Desde hace 25 años, cada dos de febrero, la Iglesia celebra la Jornada de la Vida Consagrada. Al instituir esta Jornada, Juan Pablo II indicó que los religiosos no sólo tenemos una historia que contar, sino, sobre todo, una gran historia que construir. No se trata, pues, de celebrar las glorias del pasado, sino de sentirnos estimulados a construir un presente y un futuro de fraternidad hacia dentro y de servicio hacia fuera, todo ello sostenido por la oración, o sea, por la relación personal y comunitaria con el Dios del Amor, que nos llama a reproducir en nuestras comunidades su misterio de amor, por el que las tres divinas personas se aman en el íntimo misterio de la comunión trinitaria.
La Jornada de este año lleva por lema: “la vida consagrada, parábola de fraternidad en un mundo herido”. El lema se hace eco de la condición llagada del ser humano y de la creación entera y busca ofrecer un signo de contraste ante esta situación. ¿La vida consagrada es de verdad una parábola de fraternidad? ¿Se realiza en ella la llamada apremiante de Francisco en su última encíclica: todas y todos hermanos? En nuestros días sentimos la herida del mundo en una epidemia que no cesa, pero también en otras epidemias, en tantos heridos por falta de pan, de techo, de calor humano; tantos heridos por adiciones, drogas, mal uso de la libertad.
La “parábola de la fraternidad” tiene una doble dimensión, hacia dentro y hacia fuera. Si nuestras comunidades no son lugares de fraternidad, de servicio mutuo, de perdón mutuo, de alegría compartida, de bienes compartidos, dejan de ser parábola, para convertirse en escándalo. También aquellas y aquellos que tienen una vocación “más solitaria”, pueden y deben vivir la fraternidad, pues como bien dice uno de los himnos de la liturgia, donde hay un cristiano “no hay soledad, sino amor, pues lleva toda la Iglesia dentro de su corazón. Y dice siempre ‘nosotros’ incluso si dice: yo”.

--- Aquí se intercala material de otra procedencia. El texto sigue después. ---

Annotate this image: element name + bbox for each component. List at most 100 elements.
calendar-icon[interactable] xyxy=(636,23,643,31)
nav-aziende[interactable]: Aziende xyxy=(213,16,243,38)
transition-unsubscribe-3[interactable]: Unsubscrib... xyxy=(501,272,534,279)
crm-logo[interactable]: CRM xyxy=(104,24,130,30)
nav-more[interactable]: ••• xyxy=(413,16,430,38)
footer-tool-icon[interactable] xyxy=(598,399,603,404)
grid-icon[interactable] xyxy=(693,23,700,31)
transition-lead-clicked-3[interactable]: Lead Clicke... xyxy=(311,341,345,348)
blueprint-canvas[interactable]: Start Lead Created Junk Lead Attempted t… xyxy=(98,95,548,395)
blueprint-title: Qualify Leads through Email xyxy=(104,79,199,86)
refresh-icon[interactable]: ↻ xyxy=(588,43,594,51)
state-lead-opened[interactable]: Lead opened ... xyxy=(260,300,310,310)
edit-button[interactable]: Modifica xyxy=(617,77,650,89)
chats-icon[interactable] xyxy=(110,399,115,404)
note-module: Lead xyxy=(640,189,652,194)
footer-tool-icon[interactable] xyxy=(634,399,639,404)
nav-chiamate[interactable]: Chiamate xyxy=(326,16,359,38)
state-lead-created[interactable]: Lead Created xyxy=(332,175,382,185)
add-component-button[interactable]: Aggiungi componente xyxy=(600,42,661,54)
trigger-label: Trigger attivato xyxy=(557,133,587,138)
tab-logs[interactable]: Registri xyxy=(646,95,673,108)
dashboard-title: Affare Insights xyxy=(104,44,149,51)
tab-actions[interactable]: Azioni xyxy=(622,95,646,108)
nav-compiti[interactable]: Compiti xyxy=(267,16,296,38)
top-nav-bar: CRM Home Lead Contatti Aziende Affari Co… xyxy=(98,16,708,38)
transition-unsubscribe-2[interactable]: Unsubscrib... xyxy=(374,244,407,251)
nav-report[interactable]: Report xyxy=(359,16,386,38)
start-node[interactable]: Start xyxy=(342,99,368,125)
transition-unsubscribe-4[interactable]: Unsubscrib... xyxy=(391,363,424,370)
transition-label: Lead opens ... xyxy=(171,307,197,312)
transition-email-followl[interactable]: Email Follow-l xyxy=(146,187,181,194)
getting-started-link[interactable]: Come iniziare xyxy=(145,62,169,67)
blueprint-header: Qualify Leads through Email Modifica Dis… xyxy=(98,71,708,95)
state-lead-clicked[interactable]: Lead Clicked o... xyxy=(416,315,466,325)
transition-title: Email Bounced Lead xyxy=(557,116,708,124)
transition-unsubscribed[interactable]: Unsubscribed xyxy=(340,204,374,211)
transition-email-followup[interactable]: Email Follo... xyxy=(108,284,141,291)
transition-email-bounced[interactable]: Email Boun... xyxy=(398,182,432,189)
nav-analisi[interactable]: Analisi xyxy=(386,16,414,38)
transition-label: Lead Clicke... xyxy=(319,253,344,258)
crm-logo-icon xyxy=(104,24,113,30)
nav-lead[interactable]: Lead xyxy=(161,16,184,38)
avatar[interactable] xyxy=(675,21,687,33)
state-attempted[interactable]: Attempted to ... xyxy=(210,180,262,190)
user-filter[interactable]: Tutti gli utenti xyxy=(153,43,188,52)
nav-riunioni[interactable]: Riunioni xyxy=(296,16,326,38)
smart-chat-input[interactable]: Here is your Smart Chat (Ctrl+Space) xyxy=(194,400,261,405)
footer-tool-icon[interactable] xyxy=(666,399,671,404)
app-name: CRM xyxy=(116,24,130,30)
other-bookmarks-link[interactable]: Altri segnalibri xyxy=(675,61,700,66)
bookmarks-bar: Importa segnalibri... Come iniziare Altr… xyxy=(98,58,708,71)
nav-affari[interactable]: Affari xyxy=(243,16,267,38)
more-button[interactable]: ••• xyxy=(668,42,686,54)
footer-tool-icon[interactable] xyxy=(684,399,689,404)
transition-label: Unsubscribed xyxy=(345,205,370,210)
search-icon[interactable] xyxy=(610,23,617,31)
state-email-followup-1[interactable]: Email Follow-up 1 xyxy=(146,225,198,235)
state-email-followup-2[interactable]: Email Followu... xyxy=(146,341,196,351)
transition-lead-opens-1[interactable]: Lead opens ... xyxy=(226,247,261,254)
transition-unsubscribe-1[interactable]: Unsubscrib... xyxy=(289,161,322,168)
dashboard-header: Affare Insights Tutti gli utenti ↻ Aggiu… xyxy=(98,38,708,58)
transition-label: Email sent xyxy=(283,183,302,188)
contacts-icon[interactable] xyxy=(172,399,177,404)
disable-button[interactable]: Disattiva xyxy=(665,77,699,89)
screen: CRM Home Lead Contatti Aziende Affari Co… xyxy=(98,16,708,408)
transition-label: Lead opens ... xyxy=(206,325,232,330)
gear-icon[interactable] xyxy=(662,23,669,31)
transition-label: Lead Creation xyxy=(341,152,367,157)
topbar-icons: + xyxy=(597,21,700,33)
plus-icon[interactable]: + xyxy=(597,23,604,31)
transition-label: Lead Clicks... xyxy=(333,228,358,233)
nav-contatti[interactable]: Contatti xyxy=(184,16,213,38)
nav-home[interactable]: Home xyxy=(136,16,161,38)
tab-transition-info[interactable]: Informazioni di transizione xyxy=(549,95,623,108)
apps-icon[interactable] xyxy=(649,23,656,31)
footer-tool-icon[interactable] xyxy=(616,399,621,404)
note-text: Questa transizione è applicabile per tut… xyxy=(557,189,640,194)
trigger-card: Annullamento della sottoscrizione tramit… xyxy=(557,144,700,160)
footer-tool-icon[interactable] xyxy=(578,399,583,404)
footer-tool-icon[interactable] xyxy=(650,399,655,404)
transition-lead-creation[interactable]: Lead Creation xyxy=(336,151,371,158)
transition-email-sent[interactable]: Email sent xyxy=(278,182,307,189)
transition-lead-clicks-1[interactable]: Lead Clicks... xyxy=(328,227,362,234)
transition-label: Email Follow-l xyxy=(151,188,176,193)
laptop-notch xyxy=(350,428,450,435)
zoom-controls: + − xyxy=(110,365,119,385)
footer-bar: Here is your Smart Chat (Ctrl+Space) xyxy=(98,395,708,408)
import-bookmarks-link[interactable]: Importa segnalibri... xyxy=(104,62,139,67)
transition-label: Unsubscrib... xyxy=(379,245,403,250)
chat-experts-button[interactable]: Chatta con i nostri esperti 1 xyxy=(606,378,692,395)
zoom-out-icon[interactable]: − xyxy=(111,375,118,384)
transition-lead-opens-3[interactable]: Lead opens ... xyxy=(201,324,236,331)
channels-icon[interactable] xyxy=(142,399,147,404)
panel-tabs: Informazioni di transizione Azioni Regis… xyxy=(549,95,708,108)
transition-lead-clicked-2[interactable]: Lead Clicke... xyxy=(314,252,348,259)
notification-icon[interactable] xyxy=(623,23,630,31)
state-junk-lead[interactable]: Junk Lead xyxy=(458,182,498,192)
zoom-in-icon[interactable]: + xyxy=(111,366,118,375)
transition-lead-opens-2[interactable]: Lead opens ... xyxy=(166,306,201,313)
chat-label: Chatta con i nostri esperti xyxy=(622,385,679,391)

Ahora bien, una fraternidad que se queda sólo en el interior de nuestras comunidades o grupos, es un simulacro de fraternidad. El amor fraterno no excluye a nadie, tiene dimensiones universales. Por eso, una comunidad de consagradas y consagrados es el lugar donde se vive y realiza aquello mismo que luego esos consagrados quieren extender por el mundo. Desde esta perspectiva hay que considerar las obras evangélicas con repercusiones sociales que realizan tantas y tantos consagrados.
Sin duda, en la vida consagrada hay gente débil, pero también hay muchas fortalezas. A veces, los consagrados nos equivocamos y hasta pecamos, pero también los hay que hacen mucho bien. Toda luz tiene sombras, pero las sombras hacen que resalte la luz. Eso de las “jornadas” (de la mujer trabajadora, de la infancia abandonada, de los derechos humanos, de tantas cosas) no son cosa de un día. Son un recordatorio de una realidad importante que debe marcar toda una vida y realizarse todos los días.